Une fois les aides déduites, la question devient celle du solde : sur le cas type à Kervignac, le reste à charge d'un ménage très modeste ressort à 6 000 € après aide ANAH et prise en charge de l'accompagnement. Étalé sur quinze ans en éco-prêt à taux zéro, cela représente de l'ordre de 35 € par mois, à comparer aux 1 530 € d'économie annuelle attendue sur la facture d'énergie.
La lecture du parc complète l'analyse : 225 diagnostics publiés pour 1 000 résidences principales, un bassin de travaux structuré autour de CC Blavet Bellevue Océan, 676 logements encore chauffés au gaz ou au fioul, soit 23 % du parc. Ce volume ne préjuge d'aucune éligibilité individuelle : il indique seulement où se concentrent, à Kervignac, les situations où le scénario décrit sur cette page a le plus de chances d'être pertinent.
L'écueil le plus coûteux reste la trappe d'accès et les spots encastrés laissés non traités. Sa reprise après coup coûte couramment 10 à 20 % du poste, soit 345 € à 690 € sur le chiffrage retenu à Kervignac — un montant qui n'est jamais couvert une seconde fois par l'aide, déjà consommée.

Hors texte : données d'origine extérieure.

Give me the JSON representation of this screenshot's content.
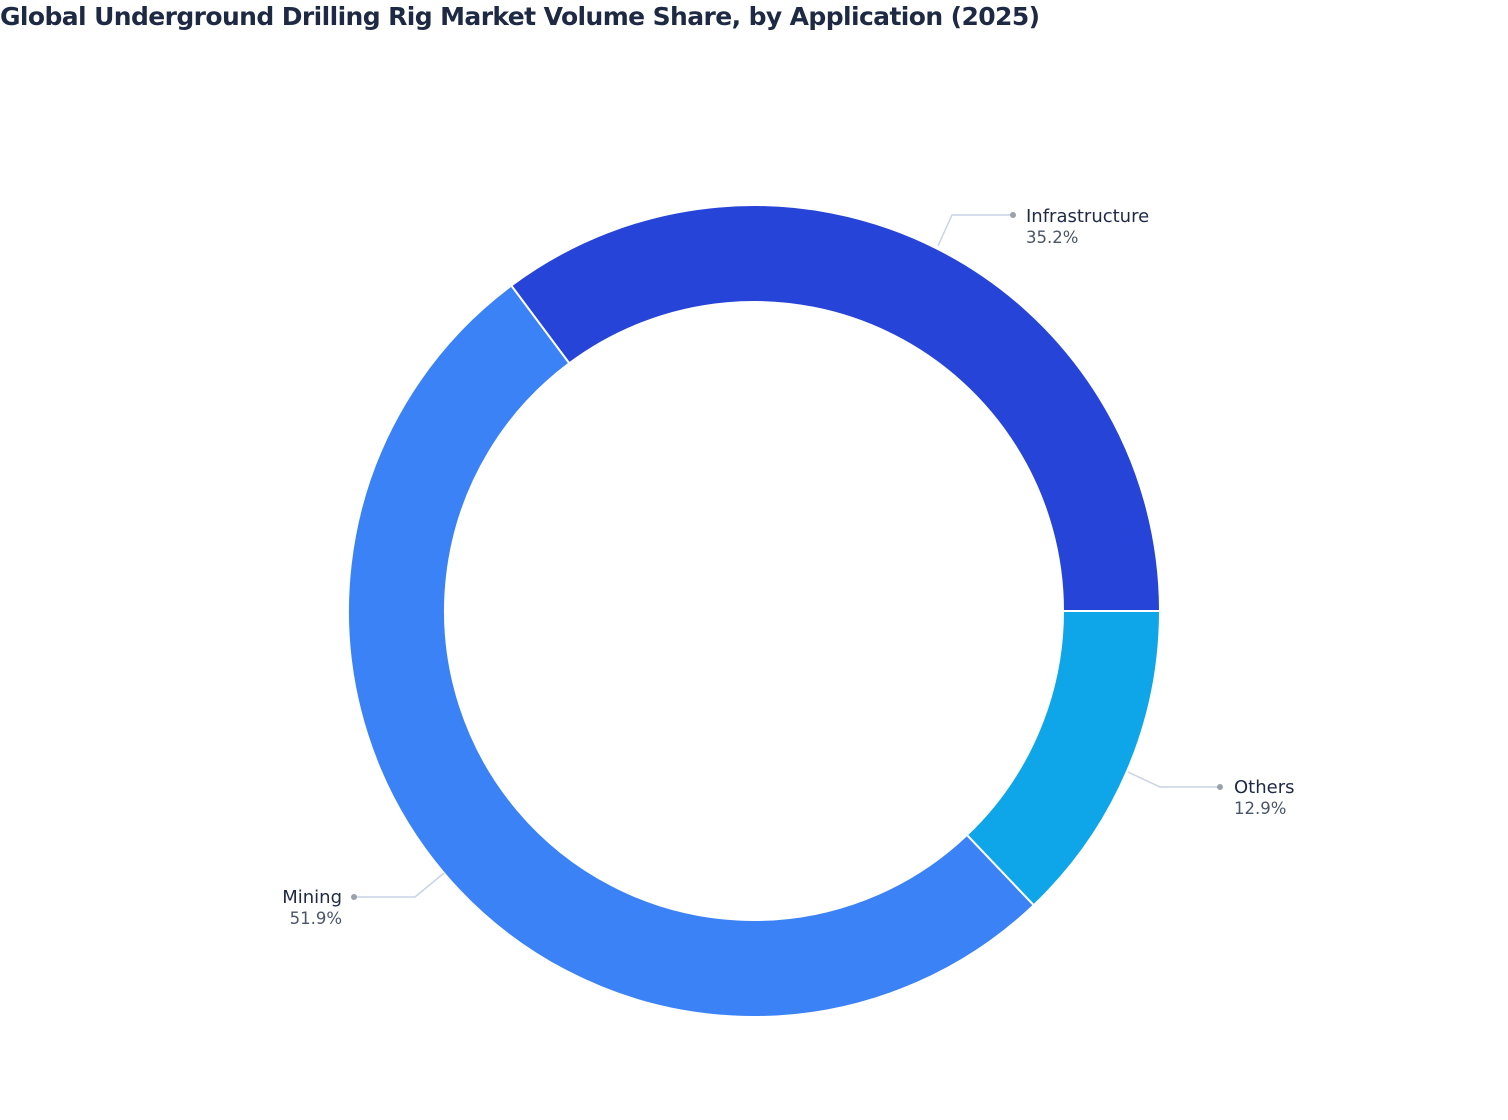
{
  "title": "Global Underground Drilling Rig Market Volume Share, by Application (2025)",
  "chart_data": {
    "type": "pie",
    "subtype": "donut",
    "title": "Global Underground Drilling Rig Market Volume Share, by Application (2025)",
    "categories": [
      "Infrastructure",
      "Mining",
      "Others"
    ],
    "values": [
      35.2,
      51.9,
      12.9
    ],
    "unit": "%",
    "colors": [
      "#2744d9",
      "#3b82f6",
      "#0ea5e9"
    ],
    "labels": [
      {
        "name": "Infrastructure",
        "value": "35.2%"
      },
      {
        "name": "Mining",
        "value": "51.9%"
      },
      {
        "name": "Others",
        "value": "12.9%"
      }
    ],
    "legend": "none (callout labels)"
  }
}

Coût complet plutôt que prix d'achat : 3 450 € pour l'isolation des combles à Kervignac, soit 173 € par an sur une durée d'usage de vingt ans, sous réserve que R ≥ 7 m².K/W en combles perdus, R ≥ 6 en rampants soit tenu dans la durée. C'est cette valeur annualisée qui se compare à l'économie d'énergie.

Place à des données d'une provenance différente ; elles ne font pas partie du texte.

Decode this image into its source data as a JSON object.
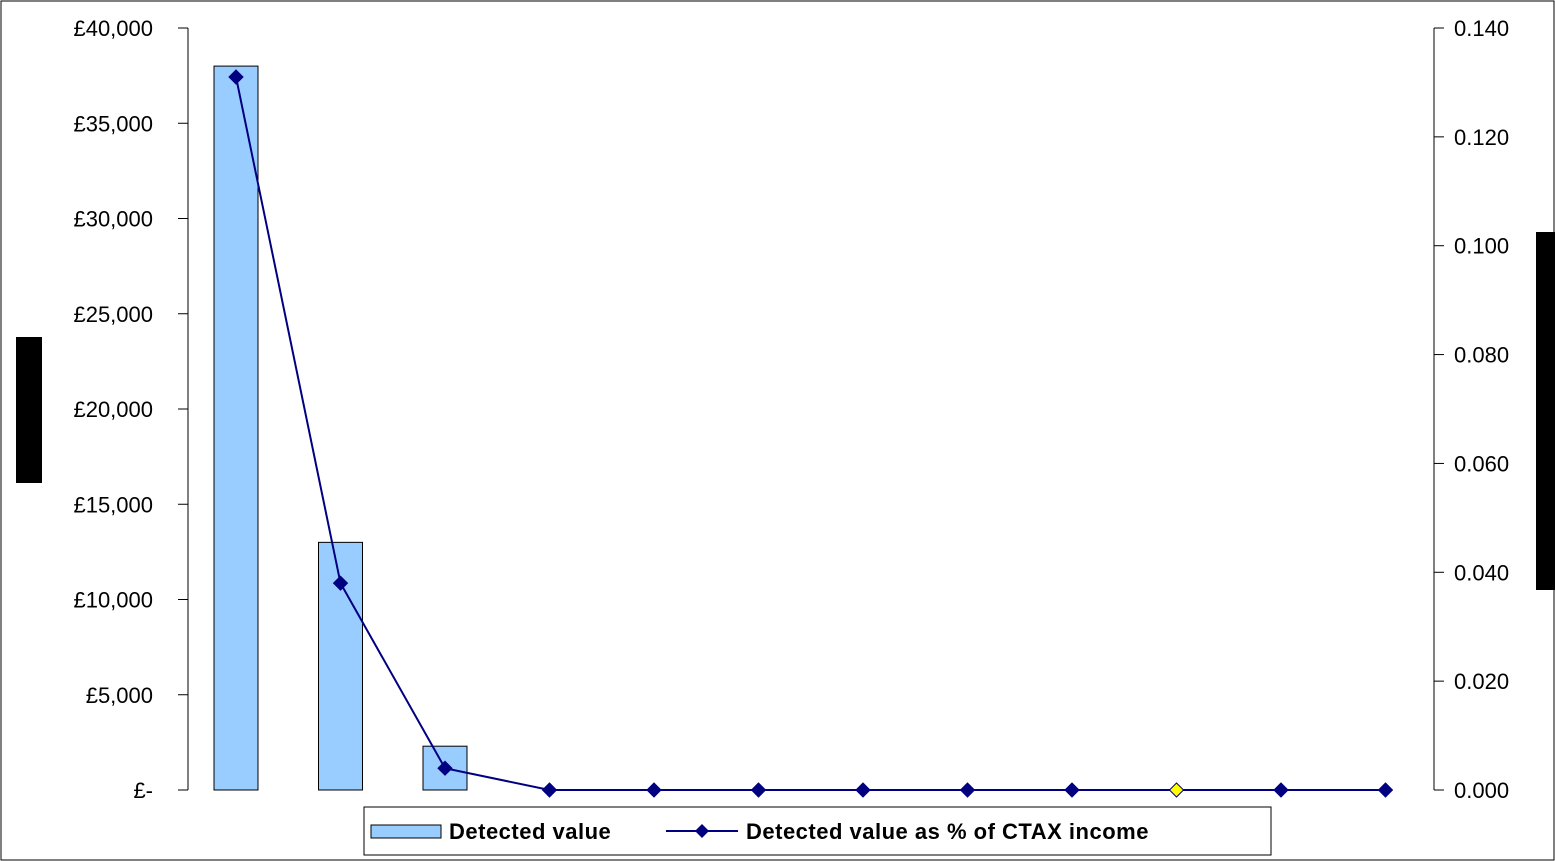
{
  "chart_data": {
    "type": "bar",
    "title": "",
    "xlabel": "",
    "ylabel": "",
    "categories": [
      "",
      "",
      "",
      "",
      "",
      "",
      "",
      "",
      "",
      "",
      "",
      ""
    ],
    "series": [
      {
        "name": "Detected value",
        "type": "bar",
        "axis": "left",
        "color": "#99ccff",
        "values": [
          38000,
          13000,
          2300,
          0,
          0,
          0,
          0,
          0,
          0,
          0,
          0,
          0
        ]
      },
      {
        "name": "Detected value as % of CTAX income",
        "type": "line",
        "axis": "right",
        "color": "#000080",
        "marker": "diamond",
        "highlight_point_index": 9,
        "highlight_color": "#ffff00",
        "values": [
          0.131,
          0.038,
          0.004,
          0,
          0,
          0,
          0,
          0,
          0,
          0,
          0,
          0
        ]
      }
    ],
    "ylim": [
      0,
      40000
    ],
    "y2lim": [
      0,
      0.14
    ],
    "y_ticks": [
      0,
      5000,
      10000,
      15000,
      20000,
      25000,
      30000,
      35000,
      40000
    ],
    "y_tick_labels": [
      "£-",
      "£5,000",
      "£10,000",
      "£15,000",
      "£20,000",
      "£25,000",
      "£30,000",
      "£35,000",
      "£40,000"
    ],
    "y2_ticks": [
      0,
      0.02,
      0.04,
      0.06,
      0.08,
      0.1,
      0.12,
      0.14
    ],
    "y2_tick_labels": [
      "0.000",
      "0.020",
      "0.040",
      "0.060",
      "0.080",
      "0.100",
      "0.120",
      "0.140"
    ],
    "grid": false,
    "legend_position": "bottom",
    "legend": {
      "bar_label": "Detected value",
      "line_label": "Detected value as % of CTAX income"
    }
  }
}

La densité de diagnostics renseigne sur la maturité du marché : 649 DPE publiés par l'ADEME à Kervignac, soit 225 pour 1 000 résidences principales. Un tel volume conditionne les délais de un isolateur RGE, dont l'intervention sur l'isolation des combles dure un à trois jours en soufflage.
Le critère à écrire noir sur blanc dans le devis pour l'isolation des combles à Kervignac est R ≥ 7 m².K/W en combles perdus, R ≥ 6 en rampants. Sans cette mention, ni l'aide ni le certificat d'économies d'énergie ne sont sécurisés, et le contrôle sur site peut conduire à un refus de versement du solde.
Trésorerie du projet à Kervignac : 6 000 € de reste à charge pour le profil le plus aidé, accompagnement pris en charge jusqu'à 2 000 €. Un éco-prêt de quinze ans ramène l'effort à 35 € par mois, à comparer aux 1 530 € d'économie annuelle auxquels les combles participe.
Énergie de chauffage en place : 23 % du parc reste au gaz ou au fioul à Kervignac, soit près de 676 logements. Ce point de départ conditionne l'ampleur du gain obtenu par l'isolation des combles, un logement déjà chauffé à l'électricité renouvelable ne dégageant pas la même marge de progression.
Sur le cas type retenu à Kervignac — 115 m² en zone H2a — l'isolation des combles porte sur environ 69 m² de plancher de combles. Au prix de marché observé, 25 à 75 € par m² de plancher de combles, le poste ressort entre 1 725 € et 5 175 € TTC, à comparer à l'assiette plafonnée de 40 000 € HT mobilisable dès trois classes gagnées.